Google remains embroiled in antitrust lawsuits related to its business models. Its ad-related technologies have been at the center of several legal battles. Now, Google is about to face a similar antitrust case, this time related to its purchase of DoubleClick.
Google faces antitrust lawsuit over DoubleClick acquisition
In 2008, Google successfully acquired DoubleClick, an ad sales-focused company. The Mountain View giant saw the acquisition as a priority before others could get ahead of it. “A Microsoft-owned DoubleClick represents a major competitive threat,” wrote Google’s then-executive in charge of acquisitions, David Drummond, in an email to executives. Now, more than 16 years later, the deal could lead to sanctions against the company.
Once again, the US DOJ is taking Google to court for alleged monopolistic practices in its ad business. 17 states, including California and Colorado, support the DOJ this time. State authorities believe the Google-DoubleClick deal led to the company’s current dominant position in the segment. The $3.1 billion deal gave Google access to DoubleClick’s technologies and customer base.
The lawsuit alleges that Google’s dominant position following the deal allowed it to set unfair pricing conditions for those interested in using the most popular ad platform. Plus, by controlling the majority of the ad supply chain, there were few options available to those seeking the most effectiveness. This may have led to more aggressive monetization strategies by publishers, authorities say. The deal may have resulted in more frequent and annoying ads as websites sought to make high investments profitable.
Authorities seek better adtech conditions for less annoying ads and online monetization
Colorado Attorney General Phil Weiser says that “Google is able to extract raised-up costs, and those are passed on to consumers.” The plaintiffs also allege that Google’s current pricing schemes push publishers “to put more ads on their websites, to put more content behind costly paywalls, or to cease business altogether.” Ultimately, the lawsuit aims for better pricing conditions for ad plans or more favorable conditions for publishers. This would reduce the aggressive monetization methods that certain publishers have resorted to, such as articles hidden behind paid subscriptions.

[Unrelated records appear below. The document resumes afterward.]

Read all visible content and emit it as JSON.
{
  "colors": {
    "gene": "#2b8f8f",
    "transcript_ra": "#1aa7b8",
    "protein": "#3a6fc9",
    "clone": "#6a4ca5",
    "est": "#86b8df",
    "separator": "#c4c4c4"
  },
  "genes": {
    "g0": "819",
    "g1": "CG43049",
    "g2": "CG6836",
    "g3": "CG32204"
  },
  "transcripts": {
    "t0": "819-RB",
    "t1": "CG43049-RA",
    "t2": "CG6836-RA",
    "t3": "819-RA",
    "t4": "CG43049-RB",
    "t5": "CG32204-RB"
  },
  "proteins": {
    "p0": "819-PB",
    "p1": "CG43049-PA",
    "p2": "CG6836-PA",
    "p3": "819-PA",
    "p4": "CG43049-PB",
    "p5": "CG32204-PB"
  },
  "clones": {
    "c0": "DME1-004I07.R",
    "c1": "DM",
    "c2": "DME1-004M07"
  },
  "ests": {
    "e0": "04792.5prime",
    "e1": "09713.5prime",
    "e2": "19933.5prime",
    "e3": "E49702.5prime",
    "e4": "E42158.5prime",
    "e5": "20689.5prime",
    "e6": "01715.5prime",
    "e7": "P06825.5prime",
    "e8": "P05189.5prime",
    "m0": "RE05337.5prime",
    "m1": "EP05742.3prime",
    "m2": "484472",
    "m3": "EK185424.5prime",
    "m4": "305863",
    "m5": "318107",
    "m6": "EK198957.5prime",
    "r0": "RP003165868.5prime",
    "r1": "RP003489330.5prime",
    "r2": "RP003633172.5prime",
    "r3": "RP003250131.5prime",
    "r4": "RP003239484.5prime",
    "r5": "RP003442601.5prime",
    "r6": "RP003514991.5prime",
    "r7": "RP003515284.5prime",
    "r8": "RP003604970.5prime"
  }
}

The judge overseeing the case in Alexandria, Virginia, will be Leonie Brinkema. As in previous lawsuits, the output could mark the future of the online ad business. In previous cases, the DOJ suggested “breaking up” Google’s business into multiple companies. This way, each would act independently without boosting each other. However, not everyone agrees with this proposal.
Breaking up Google’s business would be detrimental, AdGuard’s co-founder believes
Andrey Meshkov, AdGuard’s CTO and co-founder, suggests that tearing apart Google’s advertising business would lead to a worse web experience. If that happens, he predicts increasingly invasive activity tracking systems. On the other hand, Dina Srinivasan, an antitrust scholar and former ad executive, thinks the Google-DoubleClick antitrust case could benefit everyone. She says it would result in lower ad pricing and a better web experience, even if Google wins.
For its part, Google maintains that its acquisitions have been positive for the market. “Google has designed a set of products that work efficiently with each other and attract a valuable customer base,” the company claims. The trial’s outcome will likely unfold over several months. In the meantime, Google has another ad-related technology antitrust case pending in Texas, set for March 2025.